He stared him down. It would have been more intimidating if the Hunter thought he could actually hurt him and was reminded of the way creatures would puff themselves up to look bigger. He laughed to himself a little and shook his head-- he’d always be frightening. He’d figured that the Not-Prey would be used to that by now. 

“The fuck do you want?” The Not-Prey finally said. The Hunter pointed at the computer, then at the thumbdrive with the data taken from the trail cameras. The Not-Prey sighed, shoulders lowering and eyes flickering with subdued understanding. “Yeah, sure.”

He picked up the thumbdrive and walked to the computer-- half-supporting himself on the counter. He’d left his crutch over by the other counter. Trying to hide the weakness? The Hunter already knew. There was no point. He followed, allowing the Not-Prey to get the computer set up and input the thumbdrive. A window opened; a neat grid of pictures loaded in, one by one.

“Use the mouse to go down. There’s, uh, time stamps in the lower right corner if you wanna know what time the picture was taken.” He cleared his throat. “Helps to figure out activity patterns and all.”

For the first page, the pictures were all completely normal. Animals. This was how the valley was normally, without any interlopers; isolated and unwelcoming to visitors. The Not-Prey was a part of the valley, had become as much through time, and experience, and respect for the world around him. 

On the second page was a familiar blur that the Hunter scrolled past too fast, and then had to return to. The Not-Prey leaned in, careful not to touch him but still huddling up to get a better look.

“Jesus. That’s--?” 

<> the Hunter snarled. The Not-Prey couldn’t understand him, but the Hunter knew he was smart enough to cotton on. The Not-Prey leaned in to get a better look, then retreated to a more respectful distance.

“Okay, well, keep going.” 

The Hunter wasn’t sure why the Bad Blood _hadn’t_ killed the Not-Prey yet; he was certainly an appealing target, out there all alone and capable of putting up just enough of a fight to be entertaining without being challenging. It varied geographically, of course, but everyone had guns here. The Hunter wouldn’t hunt someone alone with only a bow and arrows, especially the hobbling, lame thing that the Not-Prey was. That he’d _made_ him. Humans were so frail, and yet they were incredibly enduring creatures; _this_ one in particular.

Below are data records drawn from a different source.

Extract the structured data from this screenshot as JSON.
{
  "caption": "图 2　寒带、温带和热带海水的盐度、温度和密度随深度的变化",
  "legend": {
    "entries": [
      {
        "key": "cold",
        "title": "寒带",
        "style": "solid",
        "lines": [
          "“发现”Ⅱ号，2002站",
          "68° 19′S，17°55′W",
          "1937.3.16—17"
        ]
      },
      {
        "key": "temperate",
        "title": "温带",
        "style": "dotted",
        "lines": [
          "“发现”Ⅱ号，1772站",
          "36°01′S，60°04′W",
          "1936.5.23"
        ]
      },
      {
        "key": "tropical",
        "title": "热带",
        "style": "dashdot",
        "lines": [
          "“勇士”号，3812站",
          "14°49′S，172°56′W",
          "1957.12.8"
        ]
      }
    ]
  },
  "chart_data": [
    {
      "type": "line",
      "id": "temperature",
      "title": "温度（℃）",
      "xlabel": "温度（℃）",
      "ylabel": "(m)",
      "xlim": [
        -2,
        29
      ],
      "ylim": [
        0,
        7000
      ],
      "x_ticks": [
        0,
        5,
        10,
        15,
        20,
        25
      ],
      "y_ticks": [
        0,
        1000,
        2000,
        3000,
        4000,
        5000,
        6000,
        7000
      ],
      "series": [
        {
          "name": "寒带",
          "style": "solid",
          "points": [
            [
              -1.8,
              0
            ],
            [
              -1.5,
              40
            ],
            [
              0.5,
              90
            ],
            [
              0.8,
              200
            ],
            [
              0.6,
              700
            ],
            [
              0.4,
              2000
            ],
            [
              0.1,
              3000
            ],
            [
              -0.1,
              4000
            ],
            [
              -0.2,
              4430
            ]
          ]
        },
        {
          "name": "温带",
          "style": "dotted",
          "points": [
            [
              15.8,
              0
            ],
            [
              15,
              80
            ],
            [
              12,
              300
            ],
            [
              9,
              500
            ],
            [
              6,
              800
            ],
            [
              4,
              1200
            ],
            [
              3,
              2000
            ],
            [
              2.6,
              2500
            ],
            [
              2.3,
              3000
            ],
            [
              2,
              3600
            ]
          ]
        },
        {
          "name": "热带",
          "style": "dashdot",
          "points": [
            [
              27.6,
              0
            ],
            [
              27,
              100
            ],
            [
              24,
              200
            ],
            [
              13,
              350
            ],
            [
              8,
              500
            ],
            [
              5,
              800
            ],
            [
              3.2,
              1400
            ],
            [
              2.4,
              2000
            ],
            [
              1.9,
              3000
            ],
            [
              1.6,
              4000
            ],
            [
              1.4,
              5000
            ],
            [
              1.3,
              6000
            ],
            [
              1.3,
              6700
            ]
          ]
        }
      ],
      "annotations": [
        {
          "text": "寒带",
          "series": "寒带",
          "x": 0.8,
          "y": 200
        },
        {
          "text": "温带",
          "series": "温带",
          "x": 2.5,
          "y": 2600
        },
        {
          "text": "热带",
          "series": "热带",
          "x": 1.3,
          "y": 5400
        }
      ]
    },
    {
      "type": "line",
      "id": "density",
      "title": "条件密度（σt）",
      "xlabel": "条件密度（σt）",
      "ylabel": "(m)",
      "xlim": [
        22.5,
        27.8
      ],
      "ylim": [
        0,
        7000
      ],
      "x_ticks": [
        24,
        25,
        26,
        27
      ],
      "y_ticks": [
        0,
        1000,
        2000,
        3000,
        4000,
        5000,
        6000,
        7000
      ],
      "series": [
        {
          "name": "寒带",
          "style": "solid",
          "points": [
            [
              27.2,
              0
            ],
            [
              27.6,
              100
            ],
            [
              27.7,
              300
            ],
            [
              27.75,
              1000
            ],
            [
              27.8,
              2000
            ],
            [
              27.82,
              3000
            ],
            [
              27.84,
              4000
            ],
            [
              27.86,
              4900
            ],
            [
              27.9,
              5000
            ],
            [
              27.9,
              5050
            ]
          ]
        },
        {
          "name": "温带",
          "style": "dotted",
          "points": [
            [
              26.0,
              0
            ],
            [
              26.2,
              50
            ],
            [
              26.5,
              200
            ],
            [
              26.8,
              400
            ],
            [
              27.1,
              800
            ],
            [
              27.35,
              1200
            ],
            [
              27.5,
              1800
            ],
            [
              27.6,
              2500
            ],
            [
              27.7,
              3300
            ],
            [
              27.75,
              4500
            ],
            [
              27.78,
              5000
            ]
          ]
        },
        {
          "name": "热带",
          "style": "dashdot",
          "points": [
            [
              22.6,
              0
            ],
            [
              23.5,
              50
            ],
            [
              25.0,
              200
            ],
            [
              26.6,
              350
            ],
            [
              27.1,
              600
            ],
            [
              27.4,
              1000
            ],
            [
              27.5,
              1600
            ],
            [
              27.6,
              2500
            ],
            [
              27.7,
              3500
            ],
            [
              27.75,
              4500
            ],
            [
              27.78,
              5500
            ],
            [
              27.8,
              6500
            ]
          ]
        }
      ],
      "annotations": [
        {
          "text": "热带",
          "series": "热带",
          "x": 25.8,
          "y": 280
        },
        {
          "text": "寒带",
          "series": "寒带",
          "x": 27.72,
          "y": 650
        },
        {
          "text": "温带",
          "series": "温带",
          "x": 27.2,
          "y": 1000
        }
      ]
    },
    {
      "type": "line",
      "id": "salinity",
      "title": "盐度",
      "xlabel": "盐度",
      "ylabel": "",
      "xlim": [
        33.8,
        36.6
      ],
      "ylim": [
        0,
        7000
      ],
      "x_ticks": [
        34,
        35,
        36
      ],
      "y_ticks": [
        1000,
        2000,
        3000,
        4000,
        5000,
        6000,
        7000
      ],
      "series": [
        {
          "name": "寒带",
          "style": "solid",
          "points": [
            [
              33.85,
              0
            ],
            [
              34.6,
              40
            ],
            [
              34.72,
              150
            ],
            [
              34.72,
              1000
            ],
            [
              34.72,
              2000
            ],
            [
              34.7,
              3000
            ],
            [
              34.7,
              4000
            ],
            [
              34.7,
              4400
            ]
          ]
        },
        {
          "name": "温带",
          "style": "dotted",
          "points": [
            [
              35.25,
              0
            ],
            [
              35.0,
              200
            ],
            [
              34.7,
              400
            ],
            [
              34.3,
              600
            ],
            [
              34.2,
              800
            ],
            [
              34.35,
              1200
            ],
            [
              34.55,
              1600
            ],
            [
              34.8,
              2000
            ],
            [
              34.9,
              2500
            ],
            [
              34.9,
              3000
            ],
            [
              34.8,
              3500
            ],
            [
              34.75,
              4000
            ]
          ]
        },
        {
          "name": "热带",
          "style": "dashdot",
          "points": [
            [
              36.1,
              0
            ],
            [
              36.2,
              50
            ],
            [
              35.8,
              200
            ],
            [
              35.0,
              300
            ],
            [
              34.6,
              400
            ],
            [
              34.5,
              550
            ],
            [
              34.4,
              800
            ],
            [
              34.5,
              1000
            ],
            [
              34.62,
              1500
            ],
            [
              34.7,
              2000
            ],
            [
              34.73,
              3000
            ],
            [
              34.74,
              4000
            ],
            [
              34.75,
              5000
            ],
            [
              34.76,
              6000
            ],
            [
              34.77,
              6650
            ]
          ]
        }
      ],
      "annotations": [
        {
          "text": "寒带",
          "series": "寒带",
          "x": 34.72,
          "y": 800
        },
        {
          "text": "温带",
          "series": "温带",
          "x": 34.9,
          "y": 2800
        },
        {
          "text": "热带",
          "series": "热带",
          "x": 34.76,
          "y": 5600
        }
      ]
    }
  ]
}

He pulled his attention back to the screen, simmering anger at his imagined audacity of the Bad Blood and the severity of his crimes prickling at his sensibilities. 

Worst of all, he wasn’t even doing it for attention-- that was not perhaps forgivable, but understandable. He was butchering helpless things for _entertainment_. The Hunter would bring him to justice, and it would be justice, not a split-second moment of anger, because he was better than that. He was angry enough now to clench his hand around his retracting blade and embed it in the countertop, the scarred helm and lopped dreadlocks of the Bad-Blood forefront in his mind.

The Not-Prey hissed at him, surprised and-- upset. At him. 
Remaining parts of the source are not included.